CHINESE TURKEY SALAD
We had lunch at The Mandarin in Beverly Hills sometime in the mid 70's and had a Chinese Chicken Lettuce Leaf Wrap. We experimented and changed and made more changes and eventually came up with our take on this dish. Here it is served as a salad, rather than a wrap, but one can use Boston Lettuce leaves: place a spoonful of the meat on one and wrap it up. In the picture, the turkey is served on mixed greens and served with freshly cooked baby beets and Japanese cucumbers and rice. You can also add Won Ton Crisps. Cut won ton in half, diagonally to form triangles, and then spray with cooking spray on both sides.

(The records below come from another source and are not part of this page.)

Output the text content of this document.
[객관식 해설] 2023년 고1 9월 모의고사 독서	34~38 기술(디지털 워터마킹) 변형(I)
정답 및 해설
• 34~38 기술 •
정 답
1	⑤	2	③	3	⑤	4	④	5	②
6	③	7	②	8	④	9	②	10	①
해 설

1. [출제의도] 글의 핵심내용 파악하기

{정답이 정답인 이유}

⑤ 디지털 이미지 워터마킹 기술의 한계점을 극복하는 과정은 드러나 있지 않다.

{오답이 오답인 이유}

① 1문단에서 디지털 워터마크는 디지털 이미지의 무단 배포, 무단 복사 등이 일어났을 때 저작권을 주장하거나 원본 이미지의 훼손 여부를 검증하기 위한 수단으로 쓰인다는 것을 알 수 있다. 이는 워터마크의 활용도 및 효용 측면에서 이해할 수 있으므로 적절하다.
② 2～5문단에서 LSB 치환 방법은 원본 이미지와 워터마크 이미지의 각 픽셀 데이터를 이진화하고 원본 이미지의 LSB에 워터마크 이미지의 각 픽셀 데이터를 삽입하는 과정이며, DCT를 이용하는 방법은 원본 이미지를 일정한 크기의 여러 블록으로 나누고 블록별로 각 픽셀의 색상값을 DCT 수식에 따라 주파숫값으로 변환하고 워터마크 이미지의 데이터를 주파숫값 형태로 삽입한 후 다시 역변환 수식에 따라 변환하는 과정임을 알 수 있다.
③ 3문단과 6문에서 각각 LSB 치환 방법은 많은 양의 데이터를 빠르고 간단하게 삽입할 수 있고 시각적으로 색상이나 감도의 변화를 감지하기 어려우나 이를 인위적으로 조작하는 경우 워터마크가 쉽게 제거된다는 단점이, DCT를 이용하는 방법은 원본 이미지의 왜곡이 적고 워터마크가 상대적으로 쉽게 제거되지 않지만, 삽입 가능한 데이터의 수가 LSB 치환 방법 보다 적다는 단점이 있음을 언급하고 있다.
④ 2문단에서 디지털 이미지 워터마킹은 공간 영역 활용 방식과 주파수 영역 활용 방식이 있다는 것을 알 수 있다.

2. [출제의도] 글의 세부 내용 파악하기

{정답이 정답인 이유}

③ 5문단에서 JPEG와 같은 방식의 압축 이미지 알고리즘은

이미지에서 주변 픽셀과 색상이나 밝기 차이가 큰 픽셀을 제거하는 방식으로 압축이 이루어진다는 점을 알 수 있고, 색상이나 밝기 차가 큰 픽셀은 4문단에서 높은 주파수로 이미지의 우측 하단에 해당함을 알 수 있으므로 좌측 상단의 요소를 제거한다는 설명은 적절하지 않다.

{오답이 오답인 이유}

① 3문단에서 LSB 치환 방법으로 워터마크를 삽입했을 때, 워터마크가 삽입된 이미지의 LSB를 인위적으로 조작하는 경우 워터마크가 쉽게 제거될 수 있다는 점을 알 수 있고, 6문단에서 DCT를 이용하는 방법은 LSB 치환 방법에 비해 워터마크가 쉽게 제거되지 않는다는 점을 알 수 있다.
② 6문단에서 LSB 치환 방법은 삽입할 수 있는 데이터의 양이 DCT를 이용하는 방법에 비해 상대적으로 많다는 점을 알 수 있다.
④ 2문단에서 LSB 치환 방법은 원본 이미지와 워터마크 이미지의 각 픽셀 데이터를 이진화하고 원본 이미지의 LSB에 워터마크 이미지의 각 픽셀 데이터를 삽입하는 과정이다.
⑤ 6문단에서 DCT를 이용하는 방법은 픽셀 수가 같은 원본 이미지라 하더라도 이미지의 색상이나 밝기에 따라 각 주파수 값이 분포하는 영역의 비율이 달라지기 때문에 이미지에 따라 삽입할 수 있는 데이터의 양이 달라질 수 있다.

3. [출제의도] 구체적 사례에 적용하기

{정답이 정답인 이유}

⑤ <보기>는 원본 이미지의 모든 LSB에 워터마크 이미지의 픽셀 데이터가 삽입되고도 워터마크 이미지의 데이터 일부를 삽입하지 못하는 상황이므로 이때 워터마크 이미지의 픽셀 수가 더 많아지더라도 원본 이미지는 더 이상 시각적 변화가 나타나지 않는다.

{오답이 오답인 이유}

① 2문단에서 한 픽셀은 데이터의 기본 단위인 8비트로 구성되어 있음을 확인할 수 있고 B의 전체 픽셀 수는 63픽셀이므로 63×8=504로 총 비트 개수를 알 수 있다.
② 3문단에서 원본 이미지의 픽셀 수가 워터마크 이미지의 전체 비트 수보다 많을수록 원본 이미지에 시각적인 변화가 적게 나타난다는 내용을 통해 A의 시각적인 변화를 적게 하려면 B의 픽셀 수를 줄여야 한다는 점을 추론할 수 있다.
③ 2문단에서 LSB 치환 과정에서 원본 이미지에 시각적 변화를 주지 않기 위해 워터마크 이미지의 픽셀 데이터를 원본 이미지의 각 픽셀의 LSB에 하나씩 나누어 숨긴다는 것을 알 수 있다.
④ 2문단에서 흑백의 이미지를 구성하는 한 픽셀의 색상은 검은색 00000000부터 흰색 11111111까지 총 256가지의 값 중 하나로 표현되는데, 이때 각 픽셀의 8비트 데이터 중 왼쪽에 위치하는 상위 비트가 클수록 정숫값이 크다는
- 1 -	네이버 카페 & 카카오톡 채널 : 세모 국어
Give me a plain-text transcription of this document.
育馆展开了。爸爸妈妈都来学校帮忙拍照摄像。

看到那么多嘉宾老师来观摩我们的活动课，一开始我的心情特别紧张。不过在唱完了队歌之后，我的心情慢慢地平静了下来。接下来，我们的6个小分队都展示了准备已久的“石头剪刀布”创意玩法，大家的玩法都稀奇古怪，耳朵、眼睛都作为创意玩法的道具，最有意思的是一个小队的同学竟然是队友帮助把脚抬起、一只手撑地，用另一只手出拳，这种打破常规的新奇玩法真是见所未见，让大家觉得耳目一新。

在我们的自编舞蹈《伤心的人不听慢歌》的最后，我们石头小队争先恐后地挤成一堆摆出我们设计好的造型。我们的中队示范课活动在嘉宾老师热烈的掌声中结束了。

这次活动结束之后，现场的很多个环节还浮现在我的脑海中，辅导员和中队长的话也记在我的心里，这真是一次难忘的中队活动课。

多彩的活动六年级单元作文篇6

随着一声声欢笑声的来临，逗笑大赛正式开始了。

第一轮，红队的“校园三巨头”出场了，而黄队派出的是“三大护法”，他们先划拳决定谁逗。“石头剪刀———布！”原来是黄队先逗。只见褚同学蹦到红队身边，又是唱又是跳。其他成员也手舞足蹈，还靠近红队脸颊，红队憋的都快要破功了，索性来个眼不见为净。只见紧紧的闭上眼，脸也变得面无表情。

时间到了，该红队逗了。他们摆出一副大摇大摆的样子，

Place on a cookie sheet in a 350° oven. When brown, turn and brown other side. If served in the Spring, one can add nasturtium leaves and blossoms to the plate. They are attractive and, if not sprayed, tasty.
2 Tbs of Vegetable Oil
1 lb ground turkey
2 carrots, peeled
1 zucchini, unpeeled
4 green onions, including tops
2 gloves of garlic
3 Tbs sesame oil, or to taste
1/2 cup low-sodium soy sauce
1/4 tsp sugar
1/4 tsp Chinese 5-spice powder, or to taste
shredded lettuce, mixed greens, or Boston Lettuce Leaves
Crumble and brown ground turkey in vegetable oil. Drain well and set aside. Finely chop carrots, zucchini, green onion and garlic in a food processor. Lightly coat bottom of pan with sesame oil. Add vegetables and cook over medium heat for two to three minutes adding more sesame oil as needed until carrots are softened. Add turkey, soy sauce, sugar and Chinese 5-spice powder, stirring until mixture is hot and flavors have married.
Serve with Asian Sweet Chili Sauce or Sriracha Hot Chili Sauce for a spicier taste.